What was successful “spin” in the Clinton and Obama administrations becomes sinister when the Trump team employs it in the Internet age. He wrote:
What I was seeing was a strategy that has been deployed by illiberal political leaders around the world. Rather than shutting down dissenting voices, these leaders have learned to harness the democratizing power of social media for their own purposes -- jamming the signals, sowing confusion. They no longer need to silence the dissident shouting in the streets; they can use a megaphone to drown him out. Scholars have a name for this: censorship through noise.
....Trump and his domestic allies were beginning to adopt the same tactics of information warfare that have kept the world’s demagogues and strongmen in power.
....These pro-Trump forces are poised to wage what could be the most extensive disinformation campaign in U.S. history. Whether or not it succeeds in reelecting the president, the wreckage it leaves behind could be irreparable.

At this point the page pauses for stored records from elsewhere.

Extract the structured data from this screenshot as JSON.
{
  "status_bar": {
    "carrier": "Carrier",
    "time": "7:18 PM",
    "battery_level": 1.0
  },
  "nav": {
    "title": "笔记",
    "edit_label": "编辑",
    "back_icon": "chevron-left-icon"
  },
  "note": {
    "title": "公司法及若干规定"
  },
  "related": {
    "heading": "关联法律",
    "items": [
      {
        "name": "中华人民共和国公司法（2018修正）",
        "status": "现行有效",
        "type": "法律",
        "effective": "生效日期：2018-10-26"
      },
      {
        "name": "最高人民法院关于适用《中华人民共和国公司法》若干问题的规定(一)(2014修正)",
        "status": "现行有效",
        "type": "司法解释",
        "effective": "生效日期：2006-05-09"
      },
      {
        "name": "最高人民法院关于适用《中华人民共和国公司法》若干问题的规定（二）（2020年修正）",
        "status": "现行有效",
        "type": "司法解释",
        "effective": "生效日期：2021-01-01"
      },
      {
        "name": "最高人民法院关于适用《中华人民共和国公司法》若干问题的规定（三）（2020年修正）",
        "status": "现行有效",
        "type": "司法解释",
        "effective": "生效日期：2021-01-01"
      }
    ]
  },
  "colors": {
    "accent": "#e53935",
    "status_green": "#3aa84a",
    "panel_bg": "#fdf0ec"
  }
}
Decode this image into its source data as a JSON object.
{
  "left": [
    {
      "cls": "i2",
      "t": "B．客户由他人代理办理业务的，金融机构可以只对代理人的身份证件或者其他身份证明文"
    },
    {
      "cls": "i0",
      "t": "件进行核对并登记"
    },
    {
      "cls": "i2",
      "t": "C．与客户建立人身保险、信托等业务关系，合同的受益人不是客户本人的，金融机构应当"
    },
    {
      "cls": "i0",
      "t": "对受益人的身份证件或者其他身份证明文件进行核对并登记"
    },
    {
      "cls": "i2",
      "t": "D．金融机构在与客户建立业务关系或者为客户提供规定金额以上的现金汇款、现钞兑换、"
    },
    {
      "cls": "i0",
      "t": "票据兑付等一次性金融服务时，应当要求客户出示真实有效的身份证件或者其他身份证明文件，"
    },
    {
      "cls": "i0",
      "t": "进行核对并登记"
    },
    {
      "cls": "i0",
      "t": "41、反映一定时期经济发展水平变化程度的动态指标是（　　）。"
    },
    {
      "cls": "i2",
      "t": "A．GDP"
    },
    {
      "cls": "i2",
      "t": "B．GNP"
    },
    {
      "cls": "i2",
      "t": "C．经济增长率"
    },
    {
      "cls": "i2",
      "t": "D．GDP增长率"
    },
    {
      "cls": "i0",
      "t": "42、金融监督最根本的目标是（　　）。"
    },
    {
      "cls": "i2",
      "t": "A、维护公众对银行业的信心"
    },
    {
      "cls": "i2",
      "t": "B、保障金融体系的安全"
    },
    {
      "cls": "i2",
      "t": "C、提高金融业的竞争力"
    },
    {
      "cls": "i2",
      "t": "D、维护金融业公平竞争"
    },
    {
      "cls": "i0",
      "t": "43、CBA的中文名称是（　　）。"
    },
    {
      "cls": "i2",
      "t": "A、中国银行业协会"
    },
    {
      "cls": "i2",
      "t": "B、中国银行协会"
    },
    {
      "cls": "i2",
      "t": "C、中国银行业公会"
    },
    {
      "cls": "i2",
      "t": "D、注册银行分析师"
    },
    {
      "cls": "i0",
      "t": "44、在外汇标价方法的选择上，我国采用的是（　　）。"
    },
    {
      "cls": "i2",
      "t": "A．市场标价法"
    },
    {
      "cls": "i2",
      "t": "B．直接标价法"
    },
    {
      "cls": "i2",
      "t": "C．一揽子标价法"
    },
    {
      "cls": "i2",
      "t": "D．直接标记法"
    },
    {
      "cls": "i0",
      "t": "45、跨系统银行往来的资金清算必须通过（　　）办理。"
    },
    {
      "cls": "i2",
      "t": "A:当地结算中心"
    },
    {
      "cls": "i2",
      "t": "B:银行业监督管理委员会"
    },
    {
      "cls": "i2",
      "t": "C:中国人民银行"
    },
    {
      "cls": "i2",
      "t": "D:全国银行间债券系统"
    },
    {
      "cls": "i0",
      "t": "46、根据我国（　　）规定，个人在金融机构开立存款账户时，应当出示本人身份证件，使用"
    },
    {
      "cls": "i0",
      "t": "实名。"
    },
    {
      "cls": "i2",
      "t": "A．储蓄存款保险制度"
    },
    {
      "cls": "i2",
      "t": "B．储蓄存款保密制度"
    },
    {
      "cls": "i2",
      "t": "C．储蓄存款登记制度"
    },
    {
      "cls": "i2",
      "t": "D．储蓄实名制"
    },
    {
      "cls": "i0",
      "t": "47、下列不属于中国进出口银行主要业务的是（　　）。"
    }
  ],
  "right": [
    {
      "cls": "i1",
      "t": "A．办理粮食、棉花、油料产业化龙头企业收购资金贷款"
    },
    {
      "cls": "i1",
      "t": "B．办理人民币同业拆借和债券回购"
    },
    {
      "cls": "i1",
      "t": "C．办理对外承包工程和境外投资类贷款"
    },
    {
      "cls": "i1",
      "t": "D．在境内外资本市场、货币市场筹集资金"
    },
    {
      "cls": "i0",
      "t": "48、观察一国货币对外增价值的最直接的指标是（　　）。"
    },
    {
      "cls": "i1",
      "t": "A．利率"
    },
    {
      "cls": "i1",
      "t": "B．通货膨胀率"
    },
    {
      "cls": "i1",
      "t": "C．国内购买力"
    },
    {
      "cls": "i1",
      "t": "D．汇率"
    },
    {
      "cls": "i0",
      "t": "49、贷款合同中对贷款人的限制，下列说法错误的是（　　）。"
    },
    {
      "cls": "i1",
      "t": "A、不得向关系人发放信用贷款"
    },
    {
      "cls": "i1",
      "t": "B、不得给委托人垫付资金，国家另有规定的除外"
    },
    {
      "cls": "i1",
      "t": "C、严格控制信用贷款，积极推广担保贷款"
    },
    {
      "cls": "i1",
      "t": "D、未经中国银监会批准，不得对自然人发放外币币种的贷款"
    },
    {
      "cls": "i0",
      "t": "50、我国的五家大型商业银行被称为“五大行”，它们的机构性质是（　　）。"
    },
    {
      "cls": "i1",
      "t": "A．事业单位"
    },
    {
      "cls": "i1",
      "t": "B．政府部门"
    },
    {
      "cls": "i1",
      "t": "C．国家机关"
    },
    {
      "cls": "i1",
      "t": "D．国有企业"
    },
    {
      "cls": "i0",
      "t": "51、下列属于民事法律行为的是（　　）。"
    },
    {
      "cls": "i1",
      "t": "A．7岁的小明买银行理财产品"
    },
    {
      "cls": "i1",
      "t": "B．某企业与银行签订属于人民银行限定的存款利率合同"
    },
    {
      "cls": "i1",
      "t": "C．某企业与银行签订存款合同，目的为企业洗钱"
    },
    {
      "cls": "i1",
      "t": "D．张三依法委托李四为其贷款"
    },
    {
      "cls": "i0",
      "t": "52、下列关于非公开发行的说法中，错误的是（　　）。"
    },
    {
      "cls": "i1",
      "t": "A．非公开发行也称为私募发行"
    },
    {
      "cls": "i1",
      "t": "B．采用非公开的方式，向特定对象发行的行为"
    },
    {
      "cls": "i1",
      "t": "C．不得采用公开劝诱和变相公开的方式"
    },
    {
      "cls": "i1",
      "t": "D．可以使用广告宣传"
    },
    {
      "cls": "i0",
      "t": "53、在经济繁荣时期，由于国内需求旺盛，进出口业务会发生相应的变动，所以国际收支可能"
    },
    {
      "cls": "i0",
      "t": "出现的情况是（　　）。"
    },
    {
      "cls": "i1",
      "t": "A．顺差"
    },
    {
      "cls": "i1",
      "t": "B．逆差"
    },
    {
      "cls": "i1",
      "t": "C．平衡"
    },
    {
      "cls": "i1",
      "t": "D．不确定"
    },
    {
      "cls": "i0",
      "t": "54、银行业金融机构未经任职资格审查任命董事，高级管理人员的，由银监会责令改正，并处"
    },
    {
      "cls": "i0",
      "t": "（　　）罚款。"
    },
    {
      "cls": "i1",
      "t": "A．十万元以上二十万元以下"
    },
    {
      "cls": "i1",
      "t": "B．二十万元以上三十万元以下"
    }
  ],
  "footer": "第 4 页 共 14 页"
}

Under the subhead “War On The Press,” Coppins fretted for a liberal reporter being called out by Breitbart News for his "history of intense Trump hatred."
The New York Times ran a hysterical screed about that Breitbart project, with an identical “War on the Press” headline. Yet journalists scour the social media of conservatives for controversies, even “doxxing” Trump supporters for making “memes” they don't like. Is turnabout not fair play?
Coppins then complained conservative media want to "destroy" the MSM:
"Conservatives have been complaining -- with some merit -- about a liberal slant in the press for decades. But in the Trump era, an important shift has taken place. Instead of trying to reform the press, or critique its coverage, today’s most influential conservatives want to destroy the mainstream media altogether," Coppins wrote.
As if the press has ever been open to conservative criticism.
Coppins concluded by feverishly conjuring up a 2020 Election Night digital riot:
On Election Day, anonymous text messages direct voters to the wrong polling locations, or maybe even circulate rumors of security threats. Deepfakes of the Democratic nominee using racial slurs crop up faster than social-media platforms can remove them. As news outlets scramble to correct the inaccuracies, hordes of Twitter bots respond by smearing and threatening reporters...
Near the end, he again complained about conservative "disinformation": "There is perhaps no better place to witness what the culture of disinformation has already wrought in America than a Trump campaign rally," Coppins griped.
Is it too much to expect that the press who gave us the Russia-gate hoax might hesitate before accusing others of spreading “disinformation”?